Ik lachte het weg. Huiswerkbegeleiding, dat deden de hockeyende kakjongens vroeger bij mij op school. Als immer braaf en hard studerende havo-scholier vond ik ze extreem verwend. Toch liet het idee me niet los, en voerden we een paar weken later een intakegesprek. Drie dagen per week ging hij erheen, de ruzies over huiswerk namen af, zijn cijfers stegen. Hij leerde plannen, vond het zowaar fijn om geen afleiding te hebben in de kale studiehokjes en hoewel ik elke maand weer bedacht wat we allemaal konden doen van het bedrag dat werd afgeschreven, dwong ik mezelf te kijken wat dit opleverde in plaats van wat het kostte. Het werd uiteindelijk toch nog met de hakken over de sloot naar 2 Havo. Waar hij niet mee zat, hij had uitgerekend wat hij minimaal moest halen om over te gaan. En waarom hard werken als een heel krap zesje ook voldoende is? 
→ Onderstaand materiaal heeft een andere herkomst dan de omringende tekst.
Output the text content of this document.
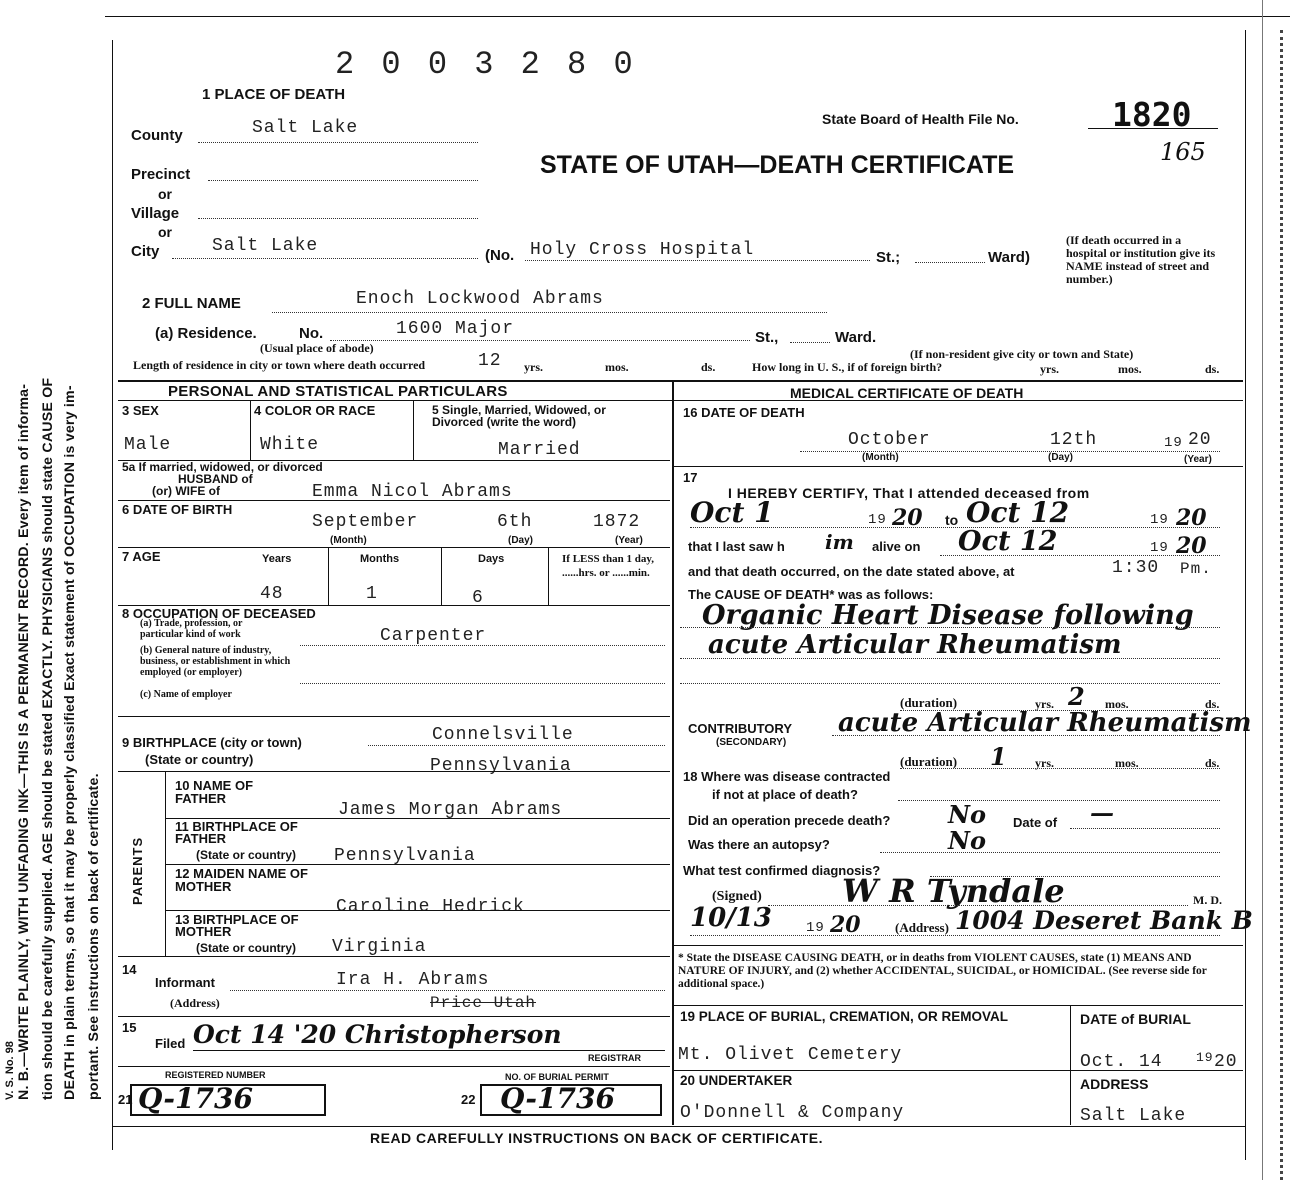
V. S. No. 98 N. B.—WRITE PLAINLY, WITH UNFADING INK—THIS IS A PERMANENT RECORD. Every item of informa- tion should be carefully supplied. AGE should be stated EXACTLY. PHYSICIANS should state CAUSE OF DEATH in plain terms, so that it may be properly classified Exact statement of OCCUPATION is very im- portant. See instructions on back of certificate.
2 0 0 3 2 8 0
1 PLACE OF DEATH
State Board of Health File No.	1820
165
STATE OF UTAH—DEATH CERTIFICATE
County	Salt Lake
Precinct
or
Village
or
City	Salt Lake	(No. Holy Cross Hospital	St.;	Ward)
(If death occurred in a hospital or institution give its NAME instead of street and number.)
2 FULL NAME	Enoch Lockwood Abrams
(a) Residence.	No.	1600 Major	St.,	Ward.
(Usual place of abode)	(If non-resident give city or town and State)
Length of residence in city or town where death occurred	12 yrs.	mos.	ds.	How long in U. S., if of foreign birth?	yrs.	mos.	ds.
PERSONAL AND STATISTICAL PARTICULARS	MEDICAL CERTIFICATE OF DEATH
3 SEX	4 COLOR OR RACE	5 Single, Married, Widowed, or Divorced (write the word)
Male	White	Married
5a If married, widowed, or divorced
HUSBAND of
(or) WIFE of	Emma Nicol Abrams
6 DATE OF BIRTH
September	6th	1872
(Month)	(Day)	(Year)
7 AGE	Years	Months	Days	If LESS than 1 day, ......hrs. or ......min.
48	1	6
8 OCCUPATION OF DECEASED
(a) Trade, profession, or particular kind of work	Carpenter
(b) General nature of industry, business, or establishment in which employed (or employer)
(c) Name of employer
9 BIRTHPLACE (city or town)	Connelsville
(State or country)	Pennsylvania
PARENTS
10 NAME OF FATHER
James Morgan Abrams
11 BIRTHPLACE OF FATHER
(State or country) Pennsylvania
12 MAIDEN NAME OF MOTHER
Caroline Hedrick
13 BIRTHPLACE OF MOTHER
(State or country) Virginia
14
Informant	Ira H. Abrams
(Address)	Price Utah
15
Filed Oct 14 '20 Christopherson
REGISTRAR
REGISTERED NUMBER	NO. OF BURIAL PERMIT
21 Q-1736	22 Q-1736
16 DATE OF DEATH
October	12th	19 20
(Month)	(Day)	(Year)
17
I HEREBY CERTIFY, That I attended deceased from
Oct 1	19 20 to Oct 12	19 20
that I last saw h im alive on Oct 12	19 20
and that death occurred, on the date stated above, at	1:30 Pm.
The CAUSE OF DEATH* was as follows:
Organic Heart Disease following
acute Articular Rheumatism
(duration)	2
yrs.	mos.	ds.
CONTRIBUTORY
(SECONDARY)
acute Articular Rheumatism
(duration) 1 yrs.	mos.	ds.
18 Where was disease contracted
if not at place of death?
Did an operation precede death? No Date of —
Was there an autopsy?	No
What test confirmed diagnosis?
(Signed)	W R Tyndale	M. D.
10/13 19 20	(Address) 1004 Deseret Bank B
* State the DISEASE CAUSING DEATH, or in deaths from VIOLENT CAUSES, state (1) MEANS AND NATURE OF INJURY, and (2) whether ACCIDENTAL, SUICIDAL, or HOMICIDAL. (See reverse side for additional space.)
19 PLACE OF BURIAL, CREMATION, OR REMOVAL
Mt. Olivet Cemetery
DATE of BURIAL
Oct. 14	19 20
20 UNDERTAKER
O'Donnell & Company
ADDRESS
Salt Lake
READ CAREFULLY INSTRUCTIONS ON BACK OF CERTIFICATE.
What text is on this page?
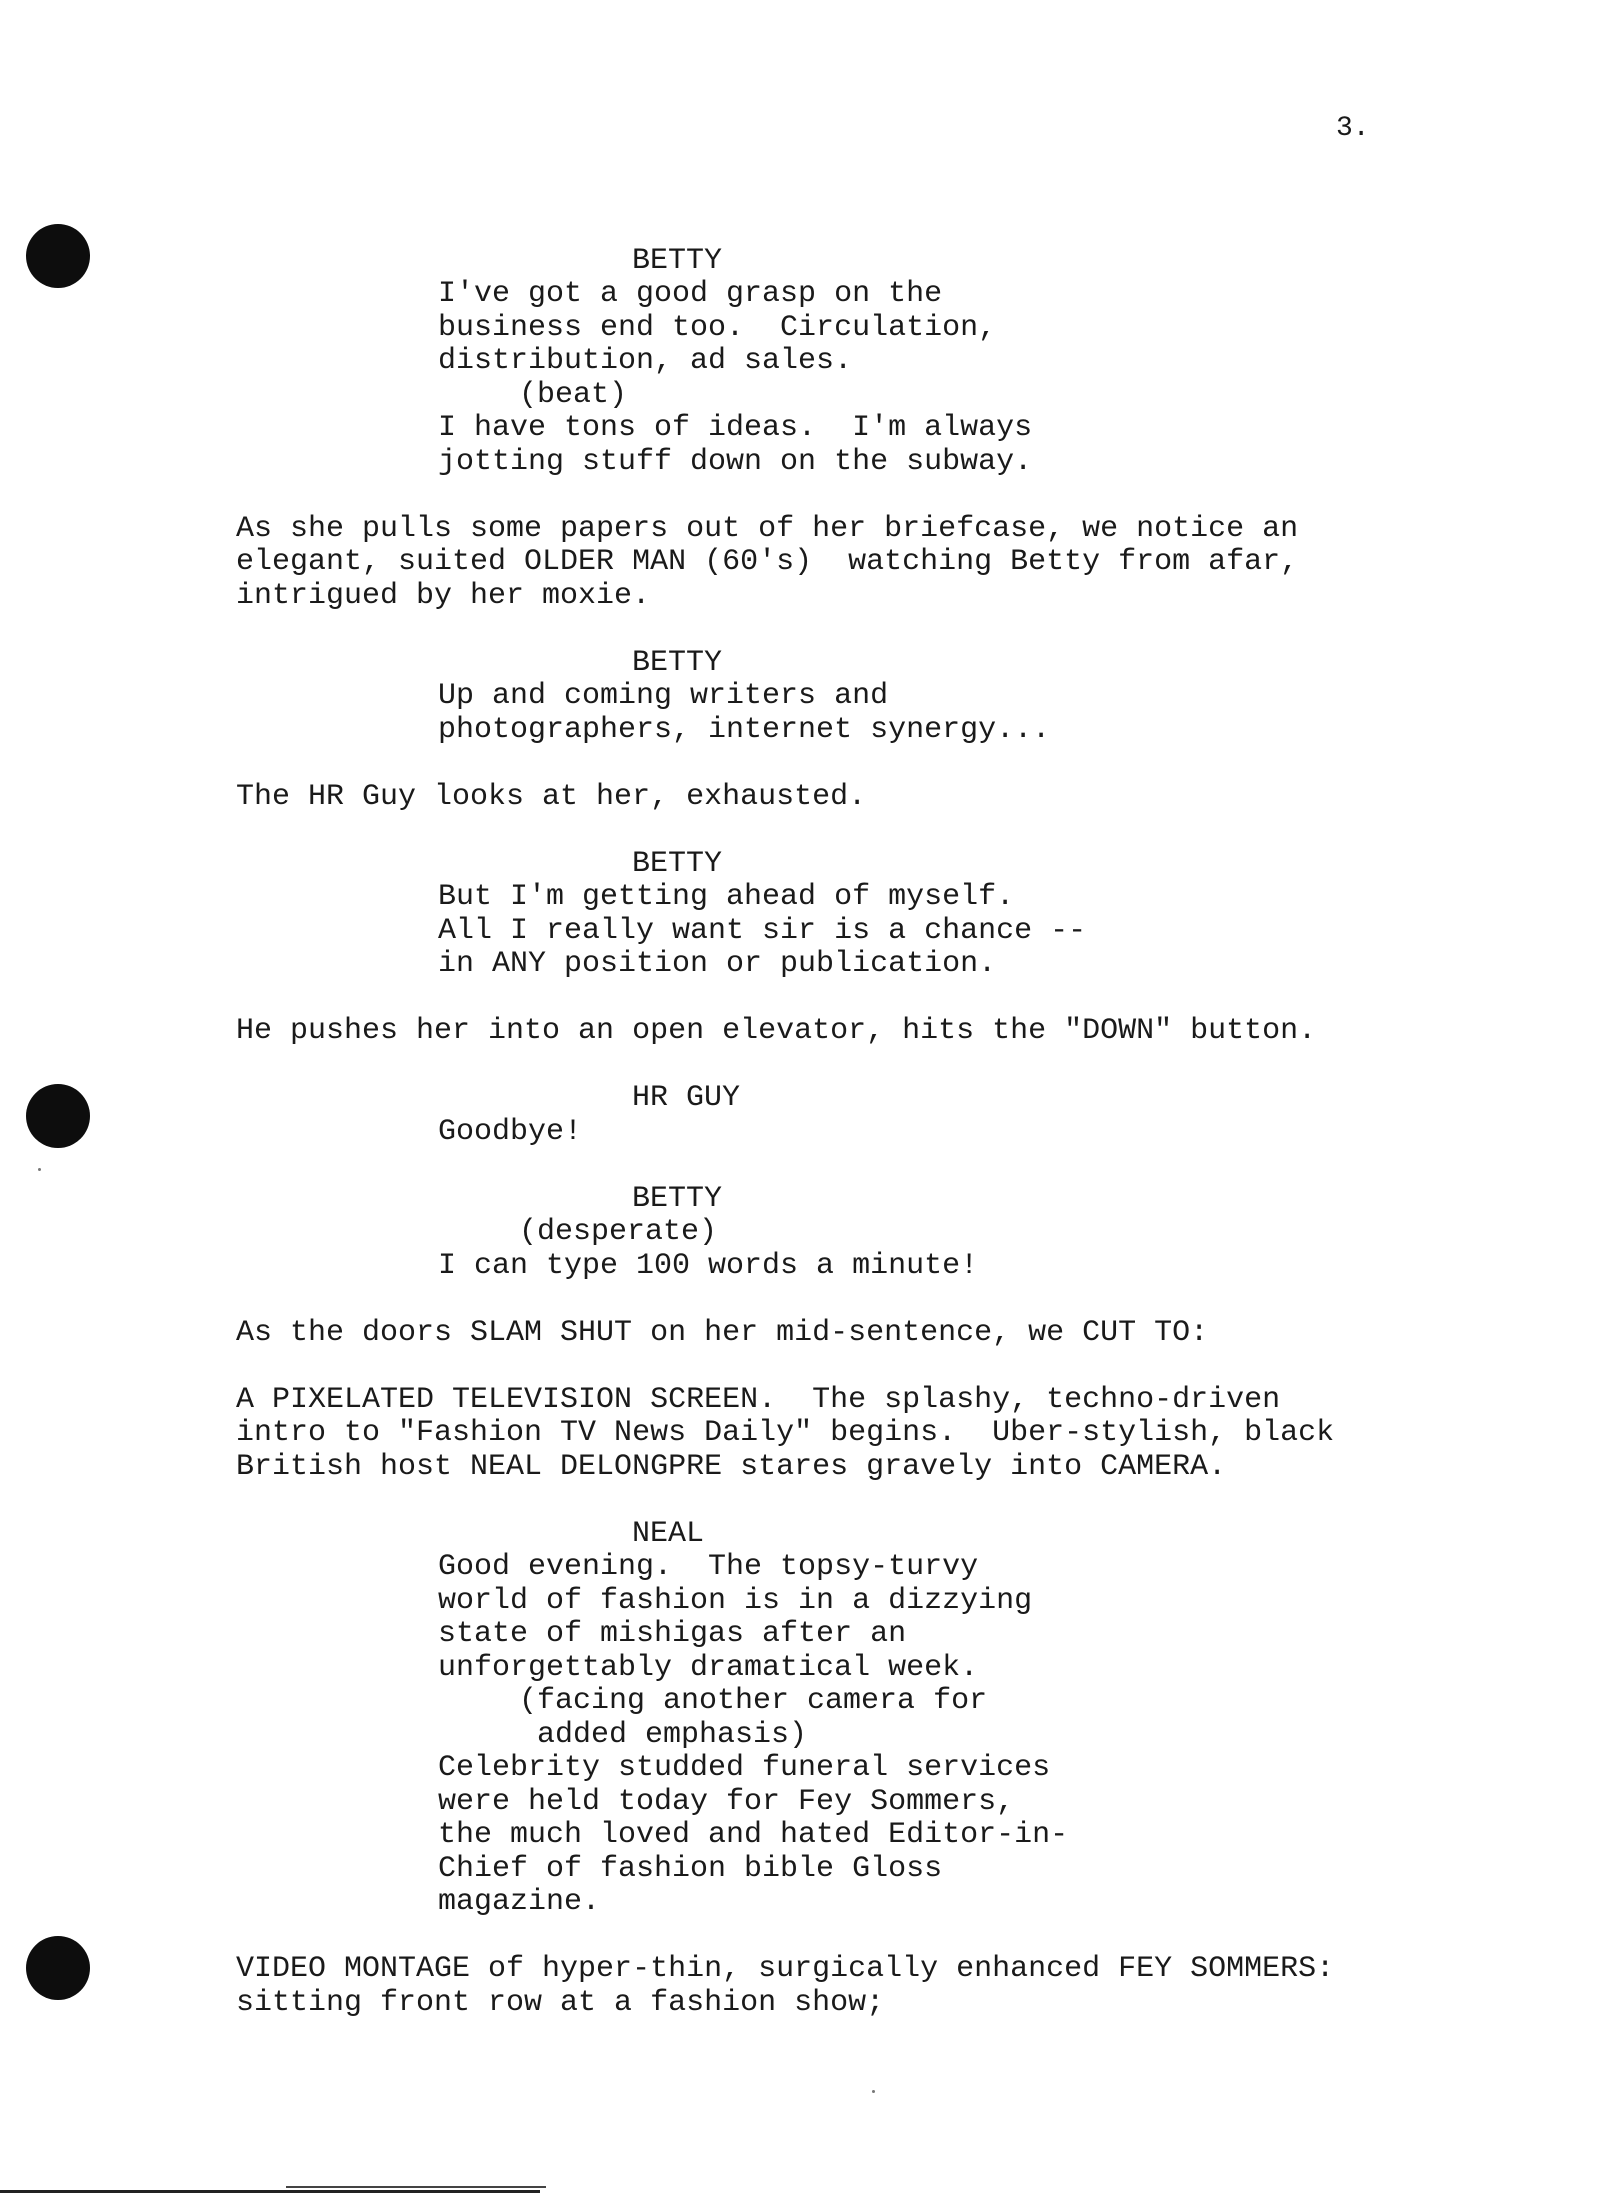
3.
BETTY
I've got a good grasp on the
business end too.  Circulation,
distribution, ad sales.
(beat)
I have tons of ideas.  I'm always
jotting stuff down on the subway.
As she pulls some papers out of her briefcase, we notice an
elegant, suited OLDER MAN (60's)  watching Betty from afar,
intrigued by her moxie.
BETTY
Up and coming writers and
photographers, internet synergy...
The HR Guy looks at her, exhausted.
BETTY
But I'm getting ahead of myself.
All I really want sir is a chance --
in ANY position or publication.
He pushes her into an open elevator, hits the "DOWN" button.
HR GUY
Goodbye!
BETTY
(desperate)
I can type 100 words a minute!
As the doors SLAM SHUT on her mid-sentence, we CUT TO:
A PIXELATED TELEVISION SCREEN.  The splashy, techno-driven
intro to "Fashion TV News Daily" begins.  Uber-stylish, black
British host NEAL DELONGPRE stares gravely into CAMERA.
NEAL
Good evening.  The topsy-turvy
world of fashion is in a dizzying
state of mishigas after an
unforgettably dramatical week.
(facing another camera for
added emphasis)
Celebrity studded funeral services
were held today for Fey Sommers,
the much loved and hated Editor-in-
Chief of fashion bible Gloss
magazine.
VIDEO MONTAGE of hyper-thin, surgically enhanced FEY SOMMERS:
sitting front row at a fashion show;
‘Maar,’ zei ik na het Zoom-gesprek met zijn studiebegeleidster, ‘de kinderen die naar het VWO gaan halen toch geen drieën?’
Hij zuchtte nadrukkelijk en stond op. ‘Mam. Dat zijn thundernerds.’
Ik zuchtte en liep met hem mee naar buiten, waar zijn vriend Mees op hem stond te wachten. Mees bleef zitten had mijn zoon verteld. ‘Zo rot voor je,’ zei ik tegen hem.  Hij haalde zijn schouders op. ‘Boeien.’ 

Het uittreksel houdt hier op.